X.
Es war Shouyous Idee gewesen, dass Tooru zunächst einmal alleine mit Tobio sprechen sollte, doch er bereute diese Idee kaum, dass er wusste, dass die beiden nun alleine miteinander sein würden.
Das Problem war weniger, dass er Tooru nicht vertraute, es war mehr, dass … nun, dass Tooru und Tobio auf eine komplizierte Geschichte zurückblickten, und sein Ex-Mann schon negativ auf den Besuch von Sugawara-san reagiert hatte, und der war immerhin einer seiner Lieblingsmenschen, während Oikawa Tooru … Nun Shouyou nahm an, dass mein ein Buch über die Beziehung dieser beiden Männer schreiben könnte und dabei wahrscheinlich immer noch nur an der Oberfläche kratzen würde. Man wusste einfach nie wie ein Treffen zwischen den beiden ablaufen würde. Sie waren Teamkameraden, Gegner, Feinde, Freunde, Verbündete und alles dazwischen gewesen. Also war alles drin.
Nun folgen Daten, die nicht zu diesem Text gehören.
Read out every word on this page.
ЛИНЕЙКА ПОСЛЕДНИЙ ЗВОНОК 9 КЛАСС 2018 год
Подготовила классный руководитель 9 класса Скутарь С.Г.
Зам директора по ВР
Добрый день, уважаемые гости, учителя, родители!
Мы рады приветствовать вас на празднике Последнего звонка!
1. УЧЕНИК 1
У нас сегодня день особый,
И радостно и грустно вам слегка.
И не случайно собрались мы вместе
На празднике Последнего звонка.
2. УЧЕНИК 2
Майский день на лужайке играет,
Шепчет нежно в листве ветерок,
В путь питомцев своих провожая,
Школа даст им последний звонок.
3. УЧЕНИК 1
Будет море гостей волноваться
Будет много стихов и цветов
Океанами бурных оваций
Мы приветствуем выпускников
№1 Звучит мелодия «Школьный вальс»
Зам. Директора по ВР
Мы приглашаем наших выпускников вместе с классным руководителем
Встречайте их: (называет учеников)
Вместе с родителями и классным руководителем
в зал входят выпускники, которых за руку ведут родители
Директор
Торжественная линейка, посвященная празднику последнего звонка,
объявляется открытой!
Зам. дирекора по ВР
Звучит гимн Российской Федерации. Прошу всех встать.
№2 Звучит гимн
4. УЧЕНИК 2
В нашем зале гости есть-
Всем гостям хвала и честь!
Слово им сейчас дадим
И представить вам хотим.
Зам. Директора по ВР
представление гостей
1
Und dann war da noch die Tatsache, dass Oikawa Tooru … nun, keine besonders taktvolle Person war. Er sagte nun mal gerne die Dinge, die andere nicht auszusprechen wagten, was ja auch einer der Gründe war, warum Shouyou ihn angerufen und hergebeten hatte; weil Tooru keine Skrupel hätte das zu sagen, was gesagt werden musste, um zu Tobio durchzudringen. Aber zugleich bestand dabei natürlich auch die Gefahr, dass er Tobio verletzte anstatt ihm zu helfen.
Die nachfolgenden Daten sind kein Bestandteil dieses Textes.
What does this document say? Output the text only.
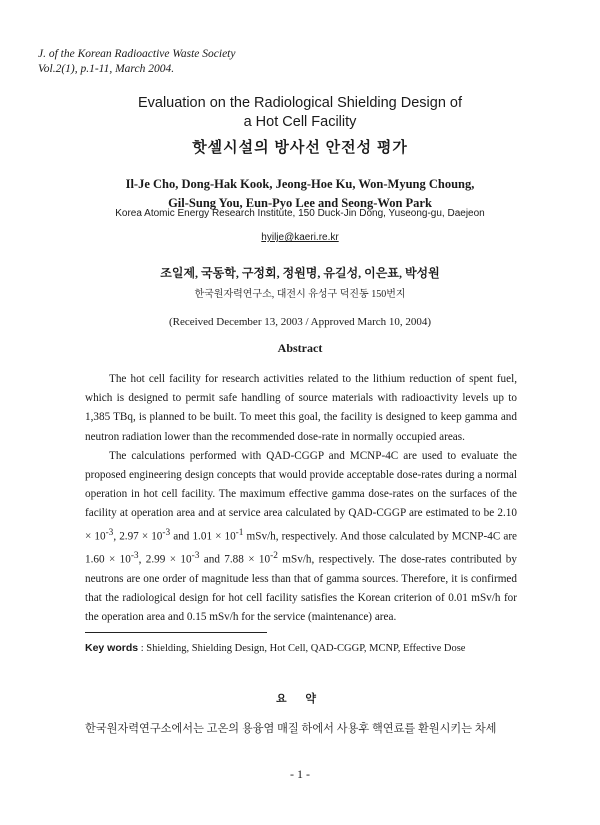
J. of the Korean Radioactive Waste Society
Vol.2(1), p.1-11, March 2004.
Evaluation on the Radiological Shielding Design of
a Hot Cell Facility
핫셀시설의 방사선 안전성 평가
Il-Je Cho, Dong-Hak Kook, Jeong-Hoe Ku, Won-Myung Choung,
Gil-Sung You, Eun-Pyo Lee and Seong-Won Park
Korea Atomic Energy Research Institute, 150 Duck-Jin Dong, Yuseong-gu, Daejeon
hyilje@kaeri.re.kr
조일제, 국동학, 구정회, 정원명, 유길성, 이은표, 박성원
한국원자력연구소, 대전시 유성구 덕진동 150번지
(Received December 13, 2003 / Approved March 10, 2004)
Abstract

The hot cell facility for research activities related to the lithium reduction of spent fuel, which is designed to permit safe handling of source materials with radioactivity levels up to 1,385 TBq, is planned to be built. To meet this goal, the facility is designed to keep gamma and neutron radiation lower than the recommended dose-rate in normally occupied areas.

The calculations performed with QAD-CGGP and MCNP-4C are used to evaluate the proposed engineering design concepts that would provide acceptable dose-rates during a normal operation in hot cell facility. The maximum effective gamma dose-rates on the surfaces of the facility at operation area and at service area calculated by QAD-CGGP are estimated to be $2.10 \times 10^{-3}$, $2.97 \times 10^{-3}$ and $1.01 \times 10^{-1}$ mSv/h, respectively. And those calculated by MCNP-4C are $1.60 \times 10^{-3}$, $2.99 \times 10^{-3}$ and $7.88 \times 10^{-2}$ mSv/h, respectively. The dose-rates contributed by neutrons are one order of magnitude less than that of gamma sources. Therefore, it is confirmed that the radiological design for hot cell facility satisfies the Korean criterion of 0.01 mSv/h for the operation area and 0.15 mSv/h for the service (maintenance) area.

Key words : Shielding, Shielding Design, Hot Cell, QAD-CGGP, MCNP, Effective Dose
요 약
한국원자력연구소에서는 고온의 용융염 매질 하에서 사용후 핵연료를 환원시키는 차세
- 1 -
Also, ja, er bekam schnell Zweifel an seinem eigenen Plan. Wer konnte ihm das schon verübeln? Noch mehr wenn man bedachte, dass seine letzten Versuche Tobio durch Besucher etwas Gutes zu tun total nach hinten losgegangen waren.
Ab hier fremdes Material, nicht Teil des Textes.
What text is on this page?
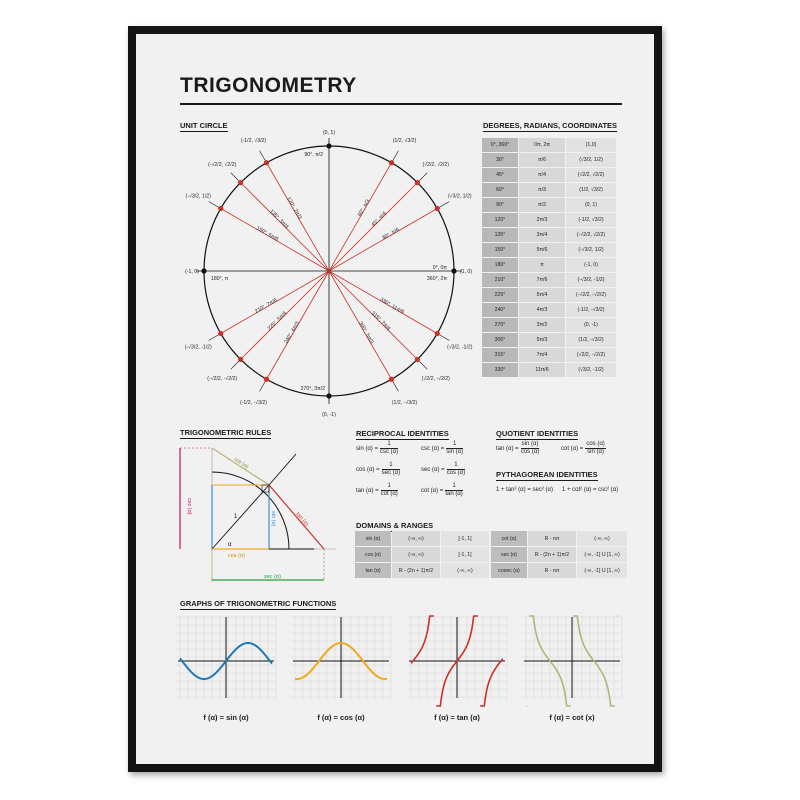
TRIGONOMETRY
UNIT CIRCLE	DEGREES, RADIANS, COORDINATES
TRIGONOMETRIC RULES	RECIPROCAL IDENTITIES	QUOTIENT IDENTITIES
PYTHAGOREAN IDENTITIES
DOMAINS & RANGES
GRAPHS OF TRIGONOMETRIC FUNCTIONS
(1, 0)
(√3/2, 1/2)
30°, π/6
(√2/2, √2/2)
45°, π/4
(1/2, √3/2)
60°, π/3
(0, 1)
(-1/2, √3/2)
120°, 2π/3
(-√2/2, √2/2)
135°, 3π/4
(-√3/2, 1/2)
150°, 5π/6
(-1, 0)
(-√3/2, -1/2)
210°, 7π/6
(-√2/2, -√2/2)
225°, 5π/4
(-1/2, -√3/2)
240°, 4π/3
(0, -1)
(1/2, -√3/2)
300°, 5π/3
(√2/2, -√2/2)
315°, 7π/4
(√3/2, -1/2)
330°, 11π/6
0°, 0π
360°, 2π
180°, π
90°, π/2
270°, 3π/2
0°, 360°	0π, 2π	(1,0)
30°	π/6	(√3/2, 1/2)
45°	π/4	(√2/2, √2/2)
60°	π/3	(1/2, √3/2)
90°	π/2	(0, 1)
120°	2π/3	(-1/2, √3/2)
135°	3π/4	(-√2/2, √2/2)
150°	5π/6	(-√3/2, 1/2)
180°	π	(-1, 0)
210°	7π/6	(-√3/2, -1/2)
225°	5π/4	(-√2/2, -√2/2)
240°	4π/3	(-1/2, -√3/2)
270°	3π/2	(0, -1)
300°	5π/3	(1/2, -√3/2)
315°	7π/4	(√2/2, -√2/2)
330°	11π/6	(√3/2, -1/2)
cot (α)
csc (α)
tan (α)
sin (α)
cos (α)
sec (α)
1
α
$\sin (\alpha) = \frac{1}{\csc (\alpha)}$	$\csc (\alpha) = \frac{1}{\sin (\alpha)}$
$\cos (\alpha) = \frac{1}{\sec (\alpha)}$	$\sec (\alpha) = \frac{1}{\cos (\alpha)}$
$\tan (\alpha) = \frac{1}{\cot (\alpha)}$	$\cot (\alpha) = \frac{1}{\tan (\alpha)}$
$\tan (\alpha) = \frac{\sin (\alpha)}{\cos (\alpha)}$	$\cot (\alpha) = \frac{\cos (\alpha)}{\sin (\alpha)}$
1 + tan² (α) = sec² (α) 1 + cot² (α) = csc² (α)
sin (α)	(-∞, ∞)	[-1, 1]
cos (α)	(-∞, ∞)	[-1, 1]
tan (α)	R - (2n + 1)π/2	(-∞, ∞)
cot (α)	R - nπ	(-∞, ∞)
sec (α)	R - (2n + 1)π/2	(-∞, -1] U [1, ∞)
cosec (α)	R - nπ	(-∞, -1] U [1, ∞)
f (α) = sin (α)	f (α) = cos (α)	f (α) = tan (α)	f (α) = cot (x)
Er hatte Tooru an diesem Morgen vom Flughafen abgeholt und dann in die Wohnung verfrachtet, Kenma angewiesen Tobio und dessen Gast einige Zeit miteinander alleine zu lassen, und hatte sich dann selbst wieder aus der Wohnung entfernt. Er hatte eigentlich vorgehabt spazieren oder einkaufen zu gehen oder irgendetwas anderes zu tun um sich von dem Wissen abzulenken, dass Oikawa Tooru mit Kageyama Tobio alleine sprach (etwas, dass er in den letzten Jahren immer mit voller Absicht verhindert hatte, wann immer es sich einrichten ließ), doch leider funktionierte der Versuch nicht, und er konnte in Wahrheit an nichts anderes mehr denken als daran, dass er einen Fehler gemacht hatte.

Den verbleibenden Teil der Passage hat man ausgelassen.